Ces raffinements techniques sont toutefois éclipsés par un affrontement politique autour de l’article 27a de la proposition de la Commission, qui accorderait à Bruxelles le pouvoir de suspendre temporairement l’application du mécanisme pour certains secteurs dans des circonstances spécifiques. Une majorité d’États membres s’oppose à cette délégation de pouvoir à l’exécutif, estimant que de telles prérogatives discrétionnaires pourraient saper la crédibilité et l’efficacité du dispositif. Plusieurs capitales craignent que les pressions politiques de partenaires commerciaux ou de lobbies industriels nationaux ne conduisent à des exemptions qui éroderont l’intégrité environnementale de la politique et sa neutralité concurrentielle.

La Commission défend cette disposition comme une soupape de sécurité nécessaire, potentiellement utile pour gérer des perturbations imprévues dans les chaînes d’approvisionnement ou résoudre des difficultés techniques légitimes dans le calcul des émissions incorporées pour certains produits particulièrement complexes. Les États membres sceptiques rétorquent que tout mécanisme de suspension devrait nécessiter l’approbation explicite du Conseil plutôt qu’une simple délégation à la Commission, garantissant ainsi que les décisions de suspension restent soumises à un examen intergouvernemental et à une responsabilité démocratique.
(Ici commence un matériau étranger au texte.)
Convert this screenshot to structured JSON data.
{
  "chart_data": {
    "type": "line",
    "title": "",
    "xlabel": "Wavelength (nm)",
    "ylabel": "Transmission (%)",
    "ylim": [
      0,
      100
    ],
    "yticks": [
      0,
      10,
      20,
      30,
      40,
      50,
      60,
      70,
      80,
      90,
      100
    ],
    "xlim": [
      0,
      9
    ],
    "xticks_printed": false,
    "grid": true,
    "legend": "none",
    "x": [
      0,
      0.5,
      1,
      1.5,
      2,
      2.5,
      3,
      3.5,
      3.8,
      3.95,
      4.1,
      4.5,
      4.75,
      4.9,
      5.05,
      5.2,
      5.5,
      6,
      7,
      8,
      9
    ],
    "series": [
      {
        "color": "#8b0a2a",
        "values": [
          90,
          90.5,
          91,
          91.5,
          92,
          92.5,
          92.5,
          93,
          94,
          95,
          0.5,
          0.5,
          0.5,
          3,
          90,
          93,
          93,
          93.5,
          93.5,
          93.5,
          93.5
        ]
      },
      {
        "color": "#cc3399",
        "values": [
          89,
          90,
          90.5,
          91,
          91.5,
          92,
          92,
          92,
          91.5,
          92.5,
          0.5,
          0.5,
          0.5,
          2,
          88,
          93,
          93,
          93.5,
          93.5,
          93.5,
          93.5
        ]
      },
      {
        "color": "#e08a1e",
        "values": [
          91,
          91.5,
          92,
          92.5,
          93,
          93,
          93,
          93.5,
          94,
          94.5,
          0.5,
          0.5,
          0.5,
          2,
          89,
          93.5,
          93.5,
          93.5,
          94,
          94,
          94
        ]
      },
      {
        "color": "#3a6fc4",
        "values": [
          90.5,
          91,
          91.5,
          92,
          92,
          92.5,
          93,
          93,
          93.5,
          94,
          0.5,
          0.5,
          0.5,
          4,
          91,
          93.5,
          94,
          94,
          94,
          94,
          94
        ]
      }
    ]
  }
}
Les importateurs concernés font face à un calendrier exigeant dans les mois à venir. La première déclaration annuelle portant sur les importations de 2026 doit être déposée avant le 30 septembre 2027, exercice comptable rétrospectif qui exigera des entreprises qu’elles aient conservé des registres détaillés de l’intensité en émissions associée aux marchandises importées durant toute l’année précédente. Avec cette déclaration, les importateurs devront restituer des certificats correspondant aux émissions incorporées dans leurs importations, certificats disponibles à l’achat à partir du 1er février 2027 à un prix reflétant le coût moyen trimestriel des quotas du système d’échange de quotas d’émission européen durant l’année 2026.

Cette structure de prix rétrospectif lie directement le mécanisme au marché carbone domestique de l’Union, garantissant que les produits importés supportent un coût comparable au prix carbone payé par les producteurs européens. Le dispositif cherche ainsi à égaliser les conditions de concurrence entre les industriels européens soumis aux obligations du système d’échange de quotas et leurs concurrents étrangers opérant dans des juridictions aux politiques climatiques moins strictes. Tandis que les ministres tentent de résoudre leurs différends sur les pouvoirs de suspension et l’extension du périmètre, la réalité opérationnelle du mécanisme continue de se déployer, les importateurs naviguant entre exigences de conformité et partenaires commerciaux évaluant leurs réponses à une politique qui bouleverse fondamentalement l’économie du commerce des biens à forte intensité carbone avec l’Union européenne.